Peter Misselbrook's Blog
Jul 23 2019 - 2 Kings 20 – Hezekiah's illness and Babylon

Hezekiah became ill and Isaiah told him to put his house in order as he was going to die. Hezekiah, however, turned to the Lord in prayer, weeping bitterly. And the Lord took pity on him and healed him and told him that he would live for another fifteen years. The Lord also repeated his promise that the city of Jerusalem would not be captured and destroyed by the Assyrians.

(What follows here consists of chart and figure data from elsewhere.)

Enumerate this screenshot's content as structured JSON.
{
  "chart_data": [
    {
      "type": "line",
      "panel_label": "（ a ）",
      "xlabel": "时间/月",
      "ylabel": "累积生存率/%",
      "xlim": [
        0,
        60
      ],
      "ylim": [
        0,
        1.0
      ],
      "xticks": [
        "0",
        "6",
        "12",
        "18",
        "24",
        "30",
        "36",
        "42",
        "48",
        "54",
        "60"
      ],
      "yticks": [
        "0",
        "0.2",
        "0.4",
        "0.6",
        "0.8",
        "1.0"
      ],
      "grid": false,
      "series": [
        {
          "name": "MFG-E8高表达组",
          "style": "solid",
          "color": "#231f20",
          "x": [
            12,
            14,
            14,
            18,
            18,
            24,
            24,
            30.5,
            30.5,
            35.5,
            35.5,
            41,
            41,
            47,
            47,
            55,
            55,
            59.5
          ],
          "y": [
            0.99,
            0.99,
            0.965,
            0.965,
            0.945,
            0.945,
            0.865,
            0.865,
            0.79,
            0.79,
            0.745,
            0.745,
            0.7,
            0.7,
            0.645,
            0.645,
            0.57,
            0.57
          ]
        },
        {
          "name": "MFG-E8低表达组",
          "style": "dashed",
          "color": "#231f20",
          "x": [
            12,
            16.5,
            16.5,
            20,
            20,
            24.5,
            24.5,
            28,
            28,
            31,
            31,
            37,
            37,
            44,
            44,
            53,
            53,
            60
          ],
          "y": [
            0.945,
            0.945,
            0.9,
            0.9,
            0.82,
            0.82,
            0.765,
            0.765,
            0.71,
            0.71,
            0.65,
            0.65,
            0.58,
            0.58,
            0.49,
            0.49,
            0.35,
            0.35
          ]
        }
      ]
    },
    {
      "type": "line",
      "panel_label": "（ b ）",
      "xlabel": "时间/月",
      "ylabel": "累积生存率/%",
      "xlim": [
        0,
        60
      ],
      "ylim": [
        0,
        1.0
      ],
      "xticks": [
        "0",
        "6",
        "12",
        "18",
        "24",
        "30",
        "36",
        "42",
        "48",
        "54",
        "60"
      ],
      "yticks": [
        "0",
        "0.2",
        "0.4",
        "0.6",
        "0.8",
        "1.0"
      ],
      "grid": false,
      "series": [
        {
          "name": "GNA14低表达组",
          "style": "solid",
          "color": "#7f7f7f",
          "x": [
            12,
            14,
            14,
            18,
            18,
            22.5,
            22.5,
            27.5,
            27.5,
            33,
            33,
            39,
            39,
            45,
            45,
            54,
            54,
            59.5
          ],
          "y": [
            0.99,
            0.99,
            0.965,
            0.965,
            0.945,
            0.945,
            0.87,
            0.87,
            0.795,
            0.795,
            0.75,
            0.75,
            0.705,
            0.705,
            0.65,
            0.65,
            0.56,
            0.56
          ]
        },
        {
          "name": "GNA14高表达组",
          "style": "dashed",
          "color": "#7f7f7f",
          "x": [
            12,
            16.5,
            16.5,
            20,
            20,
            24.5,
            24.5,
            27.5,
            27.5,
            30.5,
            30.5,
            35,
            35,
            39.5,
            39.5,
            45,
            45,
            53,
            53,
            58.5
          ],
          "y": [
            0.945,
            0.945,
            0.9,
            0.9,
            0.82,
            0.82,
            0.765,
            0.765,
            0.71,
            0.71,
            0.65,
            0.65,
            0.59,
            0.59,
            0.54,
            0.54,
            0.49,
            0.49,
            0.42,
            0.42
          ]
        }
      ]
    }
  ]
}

Hezekiah was thankful for the Lord's promises but could not help feeling that he might yet die. He asked for the Lord to give him a sign that he had power to do what he had promised. Often when God's people asked for such a sign, God was angry with them and rebuked their lack of faith (see, for instance, Matthew 12:39; 16:1, Luke 1:18-20), but here, as with Gideon many years before, God granted a sign; the shadow cast by the sun on steps in Jerusalem went ten steps backwards.

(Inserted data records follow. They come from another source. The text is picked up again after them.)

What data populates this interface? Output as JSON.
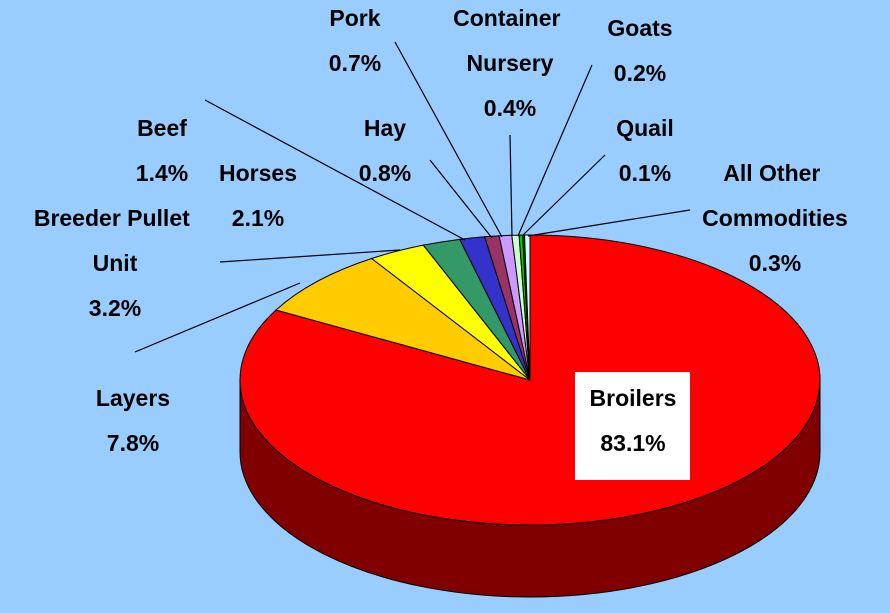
{
  "chart_data": {
    "type": "pie",
    "categories": [
      "Broilers",
      "Layers",
      "Breeder Pullet Unit",
      "Horses",
      "Beef",
      "Hay",
      "Pork",
      "Container Nursery",
      "Goats",
      "Quail",
      "All Other Commodities"
    ],
    "values": [
      83.1,
      7.8,
      3.2,
      2.1,
      1.4,
      0.8,
      0.7,
      0.4,
      0.2,
      0.1,
      0.3
    ],
    "value_labels": [
      "83.1%",
      "7.8%",
      "3.2%",
      "2.1%",
      "1.4%",
      "0.8%",
      "0.7%",
      "0.4%",
      "0.2%",
      "0.1%",
      "0.3%"
    ],
    "colors": [
      "#ff0000",
      "#ffcc00",
      "#ffff00",
      "#339966",
      "#3333cc",
      "#993366",
      "#cc99ff",
      "#ccffcc",
      "#00cc00",
      "#006600",
      "#ccffff"
    ]
  }
}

We have been given the ultimate sign that God keeps his promises. When some Pharisees and teachers of the law came to Jesus asking for a sign that would prove him to be who he declared himself to be, he answered, "A wicked and adulterous generation asks for a sign! But none will be given it except the sign of the prophet Jonah. For as Jonah was three days and three nights in the belly of a huge fish, so the Son of Man will be three days and three nights in the heart of the earth." (Matthew 12:39-40). God had promised to send his Messiah into the world. He had promised to save us from our sins. And he sent his Son, Jesus, into the world to die in our place. More than that, Jesus rose triumphant over sin and death, the beginning of God's new creation. In him all of God's promises find their fulfilment and shall find their fulfilment. His death and resurrection are the ultimate sign that God is true to his word and can be trusted in life and in death, for they are more than a sign, they are the great act by which the world is redeemed.

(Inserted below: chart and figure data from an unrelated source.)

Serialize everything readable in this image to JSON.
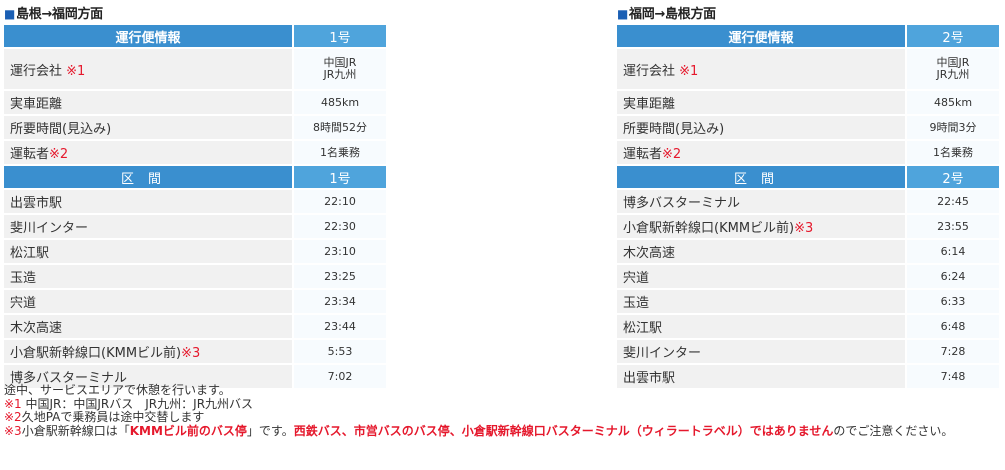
{
  "left": {
    "title": "島根→福岡方面",
    "info_header": "運行便情報",
    "info_number": "1号",
    "company_label": "運行会社",
    "company_mark": "※1",
    "company_value_1": "中国JR",
    "company_value_2": "JR九州",
    "distance_label": "実車距離",
    "distance_value": "485km",
    "time_label": "所要時間(見込み)",
    "time_value": "8時間52分",
    "driver_label": "運転者",
    "driver_mark": "※2",
    "driver_value": "1名乗務",
    "stops_header": "区間",
    "stops_number": "1号",
    "stops": [
      {
        "name": "出雲市駅",
        "mark": "",
        "time": "22:10"
      },
      {
        "name": "斐川インター",
        "mark": "",
        "time": "22:30"
      },
      {
        "name": "松江駅",
        "mark": "",
        "time": "23:10"
      },
      {
        "name": "玉造",
        "mark": "",
        "time": "23:25"
      },
      {
        "name": "宍道",
        "mark": "",
        "time": "23:34"
      },
      {
        "name": "木次高速",
        "mark": "",
        "time": "23:44"
      },
      {
        "name": "小倉駅新幹線口(KMMビル前)",
        "mark": "※3",
        "time": "5:53"
      },
      {
        "name": "博多バスターミナル",
        "mark": "",
        "time": "7:02"
      }
    ]
  },
  "right": {
    "title": "福岡→島根方面",
    "info_header": "運行便情報",
    "info_number": "2号",
    "company_label": "運行会社",
    "company_mark": "※1",
    "company_value_1": "中国JR",
    "company_value_2": "JR九州",
    "distance_label": "実車距離",
    "distance_value": "485km",
    "time_label": "所要時間(見込み)",
    "time_value": "9時間3分",
    "driver_label": "運転者",
    "driver_mark": "※2",
    "driver_value": "1名乗務",
    "stops_header": "区間",
    "stops_number": "2号",
    "stops": [
      {
        "name": "博多バスターミナル",
        "mark": "",
        "time": "22:45"
      },
      {
        "name": "小倉駅新幹線口(KMMビル前)",
        "mark": "※3",
        "time": "23:55"
      },
      {
        "name": "木次高速",
        "mark": "",
        "time": "6:14"
      },
      {
        "name": "宍道",
        "mark": "",
        "time": "6:24"
      },
      {
        "name": "玉造",
        "mark": "",
        "time": "6:33"
      },
      {
        "name": "松江駅",
        "mark": "",
        "time": "6:48"
      },
      {
        "name": "斐川インター",
        "mark": "",
        "time": "7:28"
      },
      {
        "name": "出雲市駅",
        "mark": "",
        "time": "7:48"
      }
    ]
  },
  "notes": {
    "line1": "途中、サービスエリアで休憩を行います。",
    "note1_mark": "※1",
    "note1_text": " 中国JR：中国JRバス　JR九州：JR九州バス",
    "note2_mark": "※2",
    "note2_text": "久地PAで乗務員は途中交替します",
    "note3_mark": "※3",
    "note3_text_a": "小倉駅新幹線口は「",
    "note3_highlight_a": "KMMビル前のバス停",
    "note3_text_b": "」です。",
    "note3_highlight_b": "西鉄バス、市営バスのバス停、小倉駅新幹線口バスターミナル（ウィラートラベル）ではありません",
    "note3_text_c": "のでご注意ください。"
  }
}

In the goodness of God, Hezekiah had recovered from his illness. Somehow the news of his recovery had reached as far as Marduk-Baladan, king of Babylon. He sent Hezekiah letters and a gift at the hands of some of his envoys. Hezekiah showed these Babylonians all the glories of his kingdom, "the silver, the gold, the spices and the fine oil – his armoury and everything found among his treasures" (v.13).

Isaiah, hearing of what Hezekiah has done, brings a word of judgment from the Lord. Hezekiah had previously used all of the gold and silver from the temple in vainly trying to buy off the threats of the king of Assyria. Now, relieved of that threat, he has been foolish enough to show off his remaining treasures to another rising empire in the north. The Lord declares that in generations to come, the Babylonians will come and lay siege to Jerusalem and take its king and royal officials off into captivity. But Hezekiah is only relieved that there will be peace and security in his own lifetime.

And so it happened. Hezekiah saw out his days in peace and at death was succeeded by his son Manasseh as king.

Hezekiah was a godly king who sought to do what was pleasing to God. He was fortunate enough to have Isaiah the prophet as one who could counsel him. Nevertheless he did not always act wisely. His unwise actions stored up trouble for generations to come. What kind of legacy are we leaving to future generations? Will we be remembered for the way in which we have contributed to the growth and health of the kingdom of God or will we be remembered as those who have weakened the cause of the kingdom?

Father God, we thank you for King Jesus who not only lived consistently to please you but also acted wisely and well in all that he did. Thank you that the solid and unshakeable foundation of your kingdom rests on him and not on us. But we pray that you would fill us with your Spirit and enable us to follow the Lord Jesus and to live wisely and well to the glory of your name. Help us to be those who build your kingdom rather than weakening it.